Why you need a system
Having a system is important because it guides you to follow successful habits, until eventually, you make successful decisions intuitively.
Too often people start out in business or investing without systems, and this leaves them exposed to mistakes and errors.
There’s an old rule of engineering that says if something can go wrong it eventually will.
The same line of thought can be applied to your investment strategy.
As such, you need a system to protect yourself in all markets.
A consistent routine of good habits will set you up in the best possible stead for a successful life, and investing is no different.
Avoid gut feel and hunches
Think about this statement:
‘I always decide to buy and sell my stocks by gut feeling because I think my emotional state is critical to my success as an investor.’
If you don’t agree with this statement, then you must have a system of some sort.
If you don’t have a system, on the other hand, then we’re afraid to tell you, this is effectively the way you invest!
Buffett’s sidekick Charlie Munger says that although investing is simple it is not easy, and if you think it is, then you are stupid (no offence intended, we’re sure!).
Having a system can help to make you less stupid in the markets.
Which system of thinking do you think works best in the markets?
Source: Daniel Kahnemann
What is systematic investing?
Systematic investing is where you have developed a rational process that contains ground rules and signals for buying and selling stocks.
Systematic investing is important because its primary aim is to assist you in your decision-making process.
That is, avoid using your gut instincts.
We can pick an inexperienced investor from an experienced one simply by determining whether they have a system.
Most inexperienced investors buy and sell based upon hunches.
Yes, they’ll make money sometimes, but usually, they lose or underperform overall because they let emotions such as greed and fear dominate their decision-making.
Experienced investors may appear to make snap decisions intuitively, but that’s most likely because they’ve followed their system for so long they instinctively know what to do.
Success in investing over time is more about process than outcome.
A good process will not mean all your investments are winners.
After all, every investment involves a mixture of skill and luck.
You can’t control luck, but you can control your skill and your process.
Sticking to the system
Now simply announcing to the world that you have developed a set of buy and sell rules does not make you a systematic investor.
But sticking to it does!
When you find yourself itching to buy or sell an investment, go back to your system.
Does it comply?
Or are you making your decision based on a fear or greed type basis?
Are other investors influencing you?
Developing a repeatable system takes time.
You will likely go through phases where you favour one approach over another, especially when your ‘system’ appears to be not working.
Nothing makes you question your system like having a bad run!
It’s amazing how suddenly you might think technical analysis or fundamental investing could be the answer.
If you think deeply about your approach and develop your own system, then investing will become easier because you will not be ruled by emotions.

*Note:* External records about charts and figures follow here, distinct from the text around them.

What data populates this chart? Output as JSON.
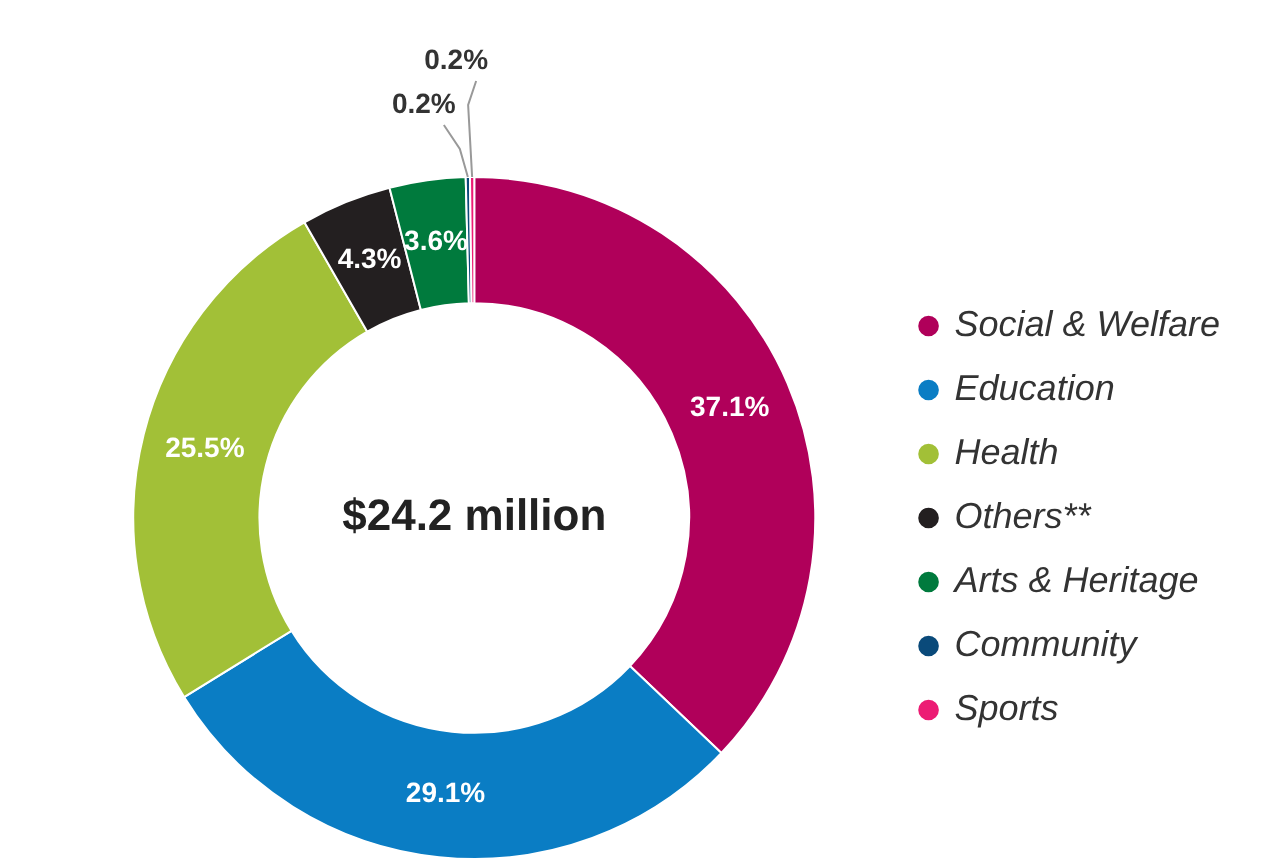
{
  "chart_data": {
    "type": "donut",
    "categories": [
      "Social & Welfare",
      "Education",
      "Health",
      "Others**",
      "Arts & Heritage",
      "Community",
      "Sports"
    ],
    "values": [
      37.1,
      29.1,
      25.5,
      4.3,
      3.6,
      0.2,
      0.2
    ],
    "colors": [
      "#b0005a",
      "#0a7dc4",
      "#a2c037",
      "#231f20",
      "#007a3d",
      "#0a4a7a",
      "#ec1c74"
    ],
    "value_labels": [
      "37.1%",
      "29.1%",
      "25.5%",
      "4.3%",
      "3.6%",
      "0.2%",
      "0.2%"
    ],
    "annotations": [
      "$24.2 million"
    ],
    "legend": "right"
  }
}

Actioning a systematic approach
It’s really all about the process.
If you have a flawed process, then you are simply bound to repeat your mistakes.
You would be surprised though to understand that it is usually the last thing we choose to inspect when a decision ‘goes against us’.
It’s natural to look externally for blame rather than internally.
And in some cases, it will be an external issue, that results are a failure, not your internal process.
But if the process is right, then you will win more than you lose.